40.1. Gradient-descent optimization#
Gradient descent is probably the most popular class of algorithms to perform optimization. It is certainly the most common way to optimize neural networks. Although there are different flavours of gradient descent, as will be discussed, the general feature is an iterative search for a (locally) optimal solution using the gradient to the cost function. Basically, the parameters are tuned in the opposite direction of the gradient to the objective function, thus aiming to follow the direction of the slope downhill until we reach a valley. The evaluation of this gradient at every iteration is often the major computational bottleneck.
Algorithm 40.1 (Gradient descent optimization)
Start from a random initialization of the parameter vector \(\pars_0\).
At iteration \(n\):
Evaluate the gradient of the cost function at the corrent position \(\pars_n\): \(\boldsymbol{\nabla} C_n \equiv \left. \boldsymbol{\nabla}_{\pars} C(\pars) \right|_{\pars=\pars_n}\).
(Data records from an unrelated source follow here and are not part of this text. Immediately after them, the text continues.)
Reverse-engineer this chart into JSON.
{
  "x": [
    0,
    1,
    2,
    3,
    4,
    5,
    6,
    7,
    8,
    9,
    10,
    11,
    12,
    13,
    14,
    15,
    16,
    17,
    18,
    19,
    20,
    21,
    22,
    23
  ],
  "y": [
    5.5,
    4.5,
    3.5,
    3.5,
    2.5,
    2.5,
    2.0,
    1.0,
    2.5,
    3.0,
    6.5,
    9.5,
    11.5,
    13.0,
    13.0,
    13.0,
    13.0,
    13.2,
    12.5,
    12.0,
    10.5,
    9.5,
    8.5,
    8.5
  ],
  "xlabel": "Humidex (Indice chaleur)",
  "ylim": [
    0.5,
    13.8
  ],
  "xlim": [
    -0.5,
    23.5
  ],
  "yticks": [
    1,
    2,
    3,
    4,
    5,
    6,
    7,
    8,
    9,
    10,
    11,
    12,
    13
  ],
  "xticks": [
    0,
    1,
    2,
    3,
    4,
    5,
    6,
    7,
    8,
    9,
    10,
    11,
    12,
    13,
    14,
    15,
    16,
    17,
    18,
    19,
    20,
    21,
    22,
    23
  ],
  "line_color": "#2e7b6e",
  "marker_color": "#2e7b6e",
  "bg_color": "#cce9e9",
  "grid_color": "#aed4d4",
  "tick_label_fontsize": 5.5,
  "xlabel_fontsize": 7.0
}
Choose a learning rate \(\eta_n\). This could be the same at all iterations (\(\eta_n = \eta\)), or it could be given by a learning schedule that typically describes some decreasing function that leads to smaller and smaller steps.
Move in the direction of the negative gradient: \(\pars_{n+1} = \pars_n - \eta_n \boldsymbol{\nabla} C_n\).
Continue for a fixed number of iterations, or until the gradient vector \(\boldsymbol{\nabla} C_n\) is smaller than some chosen precision \(\epsilon\).
Gradient descent is a general optimization algorithm. However, there are several important issues that should be considered before using it.
Challenges for gradient descent
It requires the computation of partial derivatives of the cost function. This might be straight-forward for the linear regression method, see Eq. (39.17), but can be very difficult for other models. Numerical differentiation can be computationally costly. Instead, automatic differentiation has become an important tool and there are software libraries for different programming languages. See, e.g., JAX for Python, which is well worth exploring.
Most cost functions—in particular in many dimensions—correspond to very complicated surfaces with several local minima. In those cases, gradient descent will likely not find the global minimum.
Choosing a proper learning rate can be difficult. A learning rate that is too small leads to painfully slow convergence, while a learning rate that is too large can hinder convergence and cause the parameter updates to fluctuate around the minimum.
Standard gradient-descent has particular difficulties to navigate ravines and saddle points for which the gradient is large in some directions and small in others.
For the remainder of this chapter we will consider gradient descent methods for the minimization of data-dependent cost functions, for example representing a sum of squared residuals between model predictions and observed data such as Eq. (39.11). Note that we are interested in general models, not just restricted to linear ones, for which the computational cost for evaluating the cost function and its gradient could be significant (and scale with the number of data that enter the cost function). For situations where data is abundant there are variations of gradient descent that uses only fractions of the data set for computation of the gradient.